How cliché is it to offer Max Payne the compliment that it is pretty good for a movie based on a video game? How about suggesting it is pretty good for a crappy film noir with supernatural elements? Because that about sums it up.

Like any good gritty cop flick, Max Payne introduces its protagonist right before he dies and then flashes back to how it all happened. Max Payne (Mark Wahlberg) is a detective working in the cold case division of a New York police department. Max found his way down there (it seems Cold Case is always hidden away in some forgotten corner of the precinct) some years ago after the murder of his wife and baby went unsolved.

Since that time, Max has been pouring over every criminal’s file that comes his way in an attempt to unlock any hidden evidence that might give him a name, a motive, something. Once Max leaves the office to follow a new lead, it is not readily apparent that the movie has not flashed back even further, he meets a beautiful Russian temptress with a peculiar tattoo on her arm; one he has seen before.

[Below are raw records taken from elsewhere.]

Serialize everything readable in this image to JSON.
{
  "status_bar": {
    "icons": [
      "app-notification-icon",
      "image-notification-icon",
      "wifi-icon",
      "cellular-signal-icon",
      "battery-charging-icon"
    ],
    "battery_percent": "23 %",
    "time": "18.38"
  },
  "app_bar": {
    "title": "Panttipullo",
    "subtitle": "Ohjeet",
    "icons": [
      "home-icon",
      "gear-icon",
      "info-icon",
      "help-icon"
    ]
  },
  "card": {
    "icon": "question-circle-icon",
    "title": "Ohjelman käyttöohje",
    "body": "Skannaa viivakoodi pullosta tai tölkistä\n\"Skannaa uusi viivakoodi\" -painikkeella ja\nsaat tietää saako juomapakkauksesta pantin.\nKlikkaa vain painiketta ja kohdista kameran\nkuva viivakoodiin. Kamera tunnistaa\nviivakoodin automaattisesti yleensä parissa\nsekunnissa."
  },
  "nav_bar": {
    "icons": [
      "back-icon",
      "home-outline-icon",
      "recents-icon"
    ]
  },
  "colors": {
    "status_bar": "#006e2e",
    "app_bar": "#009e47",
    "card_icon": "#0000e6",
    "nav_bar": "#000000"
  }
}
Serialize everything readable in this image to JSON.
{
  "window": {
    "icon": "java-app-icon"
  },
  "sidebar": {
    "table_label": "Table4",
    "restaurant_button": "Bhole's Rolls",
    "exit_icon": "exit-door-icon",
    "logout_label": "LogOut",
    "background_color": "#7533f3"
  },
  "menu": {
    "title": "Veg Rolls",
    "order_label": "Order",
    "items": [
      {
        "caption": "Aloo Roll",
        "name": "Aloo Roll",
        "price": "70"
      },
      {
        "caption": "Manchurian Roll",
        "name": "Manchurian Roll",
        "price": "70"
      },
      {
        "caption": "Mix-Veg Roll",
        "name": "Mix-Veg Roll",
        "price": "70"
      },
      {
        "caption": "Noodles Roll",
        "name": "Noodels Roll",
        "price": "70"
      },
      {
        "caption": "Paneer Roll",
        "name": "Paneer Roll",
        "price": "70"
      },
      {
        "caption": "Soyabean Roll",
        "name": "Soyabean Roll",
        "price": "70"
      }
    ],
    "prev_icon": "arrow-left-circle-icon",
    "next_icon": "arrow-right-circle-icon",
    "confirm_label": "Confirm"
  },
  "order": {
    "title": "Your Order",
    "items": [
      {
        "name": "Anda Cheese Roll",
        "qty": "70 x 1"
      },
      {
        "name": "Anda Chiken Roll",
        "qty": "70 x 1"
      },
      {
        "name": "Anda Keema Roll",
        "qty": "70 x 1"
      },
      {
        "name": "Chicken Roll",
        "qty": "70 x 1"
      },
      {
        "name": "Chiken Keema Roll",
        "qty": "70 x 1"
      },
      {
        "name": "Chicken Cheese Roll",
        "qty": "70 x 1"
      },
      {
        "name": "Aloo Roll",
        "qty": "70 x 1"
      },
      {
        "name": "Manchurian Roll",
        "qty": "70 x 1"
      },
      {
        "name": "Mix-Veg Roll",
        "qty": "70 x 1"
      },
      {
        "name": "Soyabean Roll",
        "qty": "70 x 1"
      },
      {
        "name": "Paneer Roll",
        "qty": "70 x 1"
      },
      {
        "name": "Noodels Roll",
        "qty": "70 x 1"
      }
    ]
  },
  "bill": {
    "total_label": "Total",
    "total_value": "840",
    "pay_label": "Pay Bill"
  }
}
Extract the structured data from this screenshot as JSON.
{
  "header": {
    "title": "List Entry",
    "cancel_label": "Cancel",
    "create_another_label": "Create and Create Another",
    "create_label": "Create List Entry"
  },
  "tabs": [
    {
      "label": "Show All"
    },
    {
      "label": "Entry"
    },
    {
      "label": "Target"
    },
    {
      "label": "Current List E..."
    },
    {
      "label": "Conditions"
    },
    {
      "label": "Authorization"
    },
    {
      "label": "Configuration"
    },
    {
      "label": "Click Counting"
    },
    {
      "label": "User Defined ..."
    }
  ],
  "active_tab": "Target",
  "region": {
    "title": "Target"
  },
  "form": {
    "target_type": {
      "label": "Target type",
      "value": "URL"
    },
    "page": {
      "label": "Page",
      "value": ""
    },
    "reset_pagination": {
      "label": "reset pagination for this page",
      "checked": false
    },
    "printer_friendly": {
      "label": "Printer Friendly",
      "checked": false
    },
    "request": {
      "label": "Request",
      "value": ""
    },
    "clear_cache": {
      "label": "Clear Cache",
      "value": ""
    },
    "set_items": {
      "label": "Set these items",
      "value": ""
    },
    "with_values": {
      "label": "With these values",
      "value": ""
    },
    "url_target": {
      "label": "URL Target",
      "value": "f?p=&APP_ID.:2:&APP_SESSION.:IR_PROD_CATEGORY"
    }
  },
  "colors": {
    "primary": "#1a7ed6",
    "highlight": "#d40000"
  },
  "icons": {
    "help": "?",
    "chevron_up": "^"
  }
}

Natasha (Olga Kurylenko) has something to tell Max about here tattoo, “but not here”, so they head back to his apartment where she shows as much flesh as possible for a PG-13 movie based on a rated M video game. But being the good downtrodden widower he is, Max cannot be seduced. He wants information and he wants it now! Since Natasha offers him none, she is sent away and then mysteriously murdered in the alley.

Max becomes the number one suspect for Natasha’s murder case, as well as the pseudo-reopen murder case of his wife, when his wallet is found at the scene of the crime. The problem is further compounded when his old partner, who has found a connection between the two murders, is found dead in Max’s apartment. Of course, the ridiculous premise gets ramped up tenfold as well.

It turns out Max’s wife was working on an experimental drug used to make soldiers better in combat. The problem, one that apparently only she cared about, is that the drug is highly addictive and the side effects (which include seeing demons and fiery visions of hell, hence the supernatural aspect of Max Payne) are seen in all but one percent of those tested. Because Max’s wife knew this, she had to be eliminated.

As Max gets closer to finding out why exactly his wife was killed, and the bodies start to pile up as much as possible in a PG-13 movie based on a rated M video game, the nature of the ubiquitous wing tattoos is revealed. It seems their only purpose is to symbolize the demonic/angelic hallucinations had by the bearers of said tattoos. That information isn’t particularly relevant, but a great deal of the film is spent on it, so it bears repeating.

One thing the film does not spend a great deal of time on is developing or utilizing its secondary characters. It is no accident that Mila Kunis’ character, the sister of Natasha, has not been mentioned until now. Every time I almost completely forgot about her she would pop up for a random, useless scene. Ditto for Donal Logue as Max’s old partner and Chris O’Donnell as the only employee of drug company Aesir with any conscience whatsoever.

There is a germ of a good idea in Max Payne, and Mark Wahlberg finally gets to play a badass superhero type, but neither does anything to redeem the film. It seems Mortal Kombat gets to spend a little more time on top of the “movie adaptations of video games” mountain.